Stuttgart 21 droht zu scheitern. Wieder einmal. Kurz die Fakten zu dem prestigeträchtigen Bahnhofsprojekt: Budgetiert waren 4,5 Milliarden; jetzt geht die Deutsche Bahn von bis zu 6,8 Milliarden Euro Kosten aus. Geplante Eröffnung 2020; jetzt sieht es nach 2024 aus.

Damit reiht sich "S21" brav ein in die Gruppe der öffentlichen Bauprojekte, bei denen die Kosten explodieren, die Fertigstellung in nebulose Ferne rückt und sich alle Verantwortlichen bis auf die Knochen blamieren. Ist die öffentliche Hand beim Spatenstich im Spiel, scheint das Chaos vorprogrammiert, und zwar natürlich nicht nur in Deutschland: Flughafen Berlin Brandenburg, Nürnburgring, Hamburger Elbphilharmonie, Skylink (jetzt "Check-in 3") am Flughafen Wien Schwechat, Wiener Hauptbahnhof, Brenner Basistunnel… - um nur ein paar Beispiele zu nennen.

 

Inkompetenz oder/und System?

Es ist naheliegend – wie Holger Gayer von der Stuttgarter Zeitung – schlicht und einfach Dilettanten am Werk zu wähnen: "Zu verantworten hat dieses Desaster (Stuttgart 21, Anm.) eine Vereinigung von Managern und Politikern, die eklatant versagt hat."

Die Frage ist aber: Hat dieser Pfusch nicht System? Eindeutig ja – zumindest laut dem Karlsruher Wirtschaftsprofessor Werner Rothengatter, dessen Fazit nach einer Prüfung von Stuttgart 21 lautet: "Wer mit wahren Zahlen operiert, verliert." Es wird also tendenziell eine mehr als optimistische Zeit- und Kostenschätzung vorgelegt, um der geneigten Wählerschaft Großprojekte schmackhaft zu machen.
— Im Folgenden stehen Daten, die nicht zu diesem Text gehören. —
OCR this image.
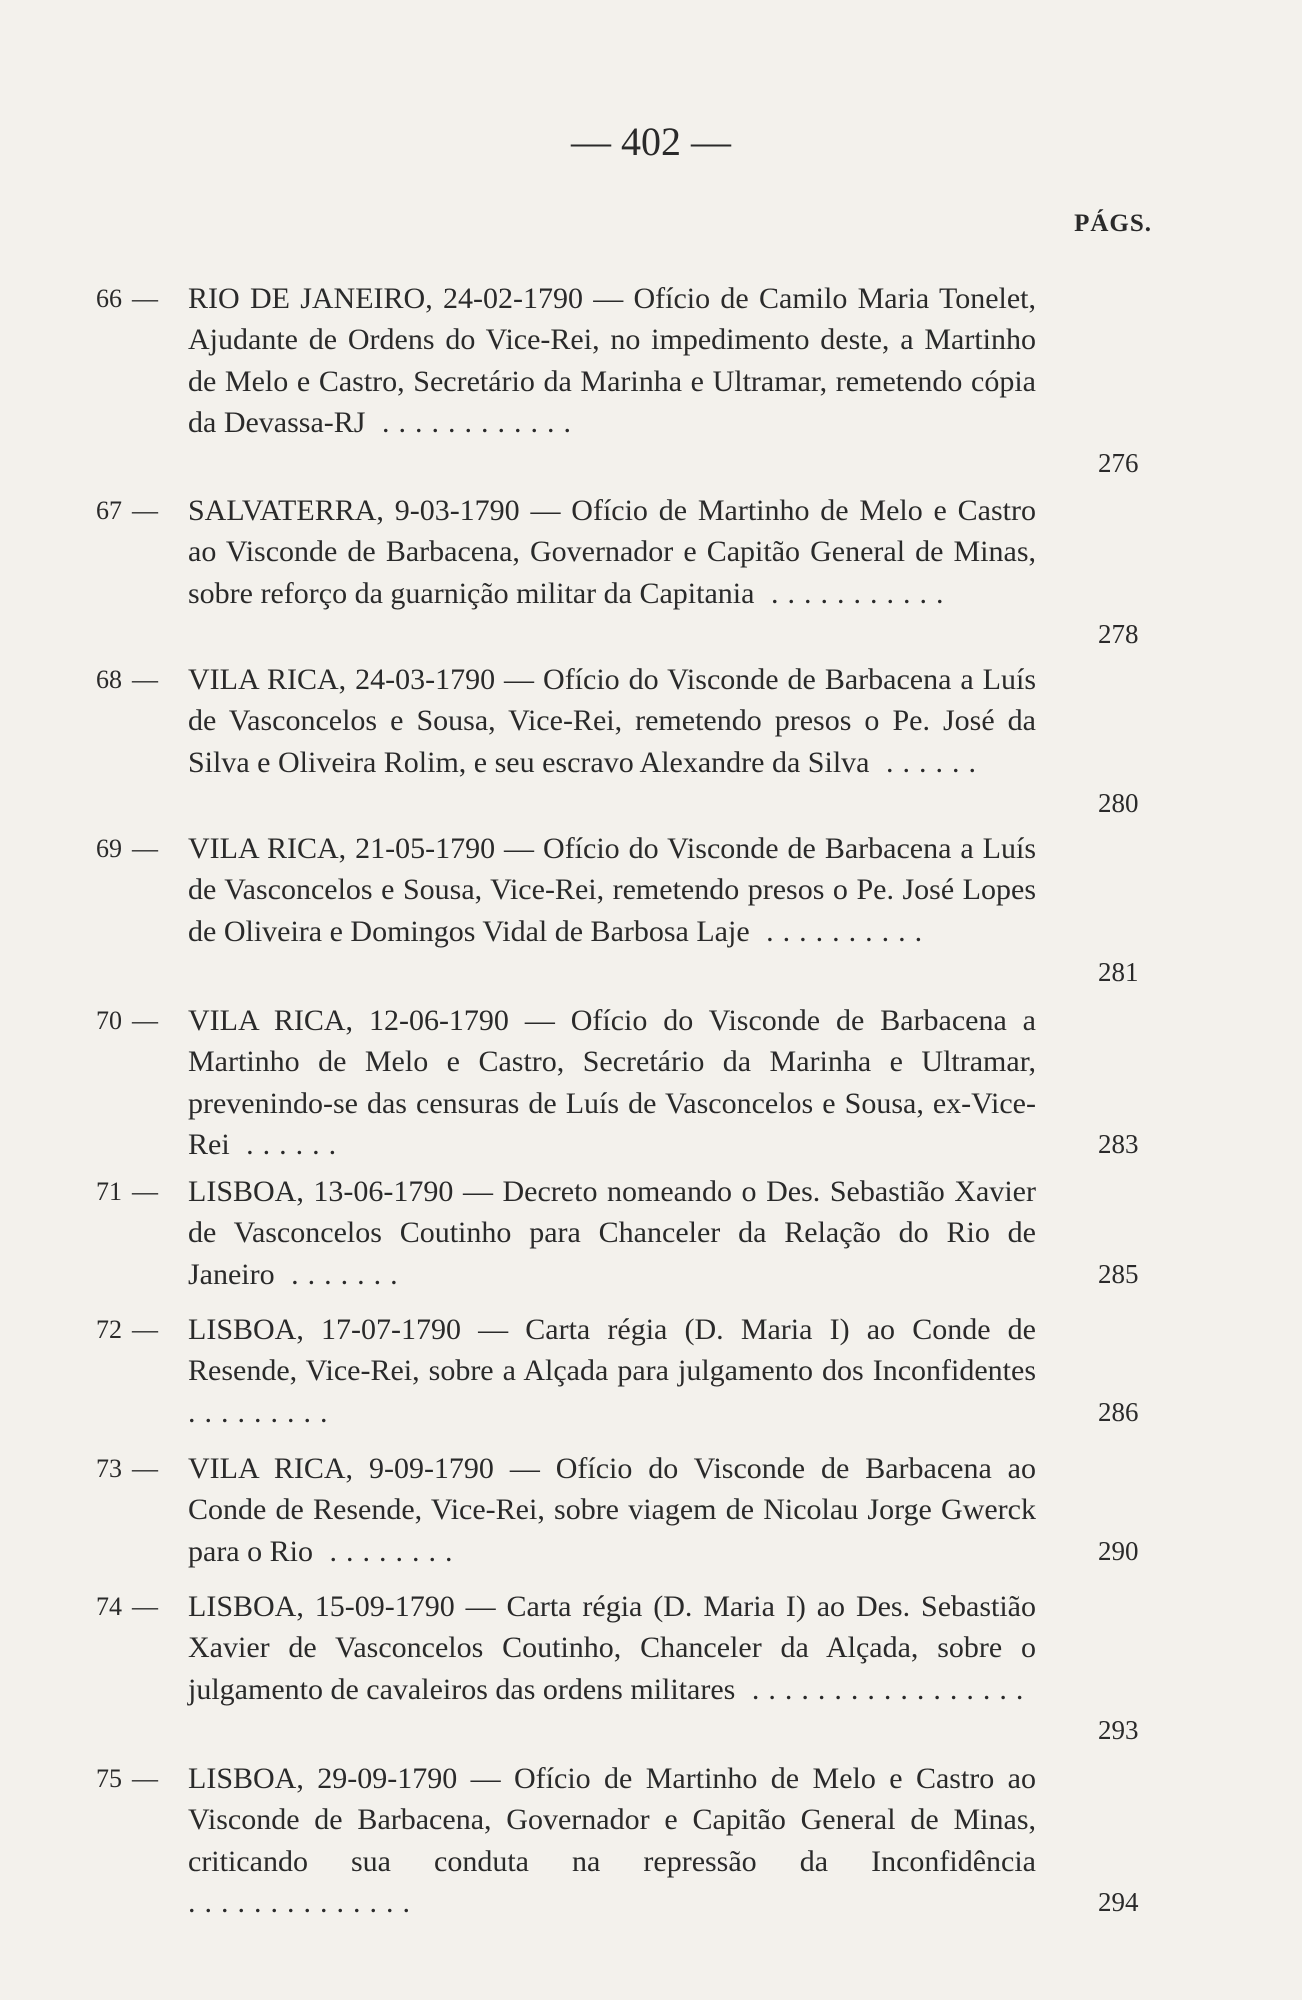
— 402 —
PÁGS.
66 — RIO DE JANEIRO, 24-02-1790 — Ofício de Camilo Maria Tonelet, Ajudante de Ordens do Vice-Rei, no impedimento deste, a Martinho de Melo e Castro, Secretário da Marinha e Ultramar, remetendo cópia da Devassa-RJ ............
276
67 — SALVATERRA, 9-03-1790 — Ofício de Martinho de Melo e Castro ao Visconde de Barbacena, Governador e Capitão General de Minas, sobre reforço da guarnição militar da Capitania ...........
278
68 — VILA RICA, 24-03-1790 — Ofício do Visconde de Barbacena a Luís de Vasconcelos e Sousa, Vice-Rei, remetendo presos o Pe. José da Silva e Oliveira Rolim, e seu escravo Alexandre da Silva ......
280
69 — VILA RICA, 21-05-1790 — Ofício do Visconde de Barbacena a Luís de Vasconcelos e Sousa, Vice-Rei, remetendo presos o Pe. José Lopes de Oliveira e Domingos Vidal de Barbosa Laje ..........
281
70 — VILA RICA, 12-06-1790 — Ofício do Visconde de Barbacena a Martinho de Melo e Castro, Secretário da Marinha e Ultramar, prevenindo-se das censuras de Luís de Vasconcelos e Sousa, ex-Vice-Rei ......	283
71 — LISBOA, 13-06-1790 — Decreto nomeando o Des. Sebastião Xavier de Vasconcelos Coutinho para Chanceler da Relação do Rio de Janeiro .......	285
72 — LISBOA, 17-07-1790 — Carta régia (D. Maria I) ao Conde de Resende, Vice-Rei, sobre a Alçada para julgamento dos Inconfidentes .........	286
73 — VILA RICA, 9-09-1790 — Ofício do Visconde de Barbacena ao Conde de Resende, Vice-Rei, sobre viagem de Nicolau Jorge Gwerck para o Rio ........	290
74 — LISBOA, 15-09-1790 — Carta régia (D. Maria I) ao Des. Sebastião Xavier de Vasconcelos Coutinho, Chanceler da Alçada, sobre o julgamento de cavaleiros das ordens militares .................
293
75 — LISBOA, 29-09-1790 — Ofício de Martinho de Melo e Castro ao Visconde de Barbacena, Governador e Capitão General de Minas, criticando sua conduta na repressão da Inconfidência ..............	294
Worin der Anreiz liegt, beschreibt Martin Ferber in der Augsburger Allgemeinen: "Groß denken, groß handeln, groß bauen. Politiker lieben es gerne eine Nummer größer. Es ist schließlich nicht ihr Geld, sondern das der Steuerzahler, das sich leicht ausgeben lässt. So ist die Verführung groß, sich ein Denkmal zu setzen."

 

Eitelkeit vs. Rechenstift

Die Diskrepanz zwischen pompösem Vorhaben und für den Steuerzahler geschönte Investitionssummen führt zwangsläufig zu einem bösen Erwachen. Aber halb so wild, meint Julian Stech im General Anzeiger Bonn: "Für die Mehrkosten haften die Politiker nicht; die Verluste werden meist sozialisiert." Und manchmal sogar exportiert: Wenn Stuttgart 21 in sich zusammenfällt, würde das laut Andre Exner vom Wirtschaftsblatt heftige Wellen bis nach Österreich schlagen: "Das lässt Auftragnehmer zittern – darunter die Österreicher Porr, Strabag  und Alpine, die zusammen Aufträge über mehr als zwei Milliarden € erhalten haben."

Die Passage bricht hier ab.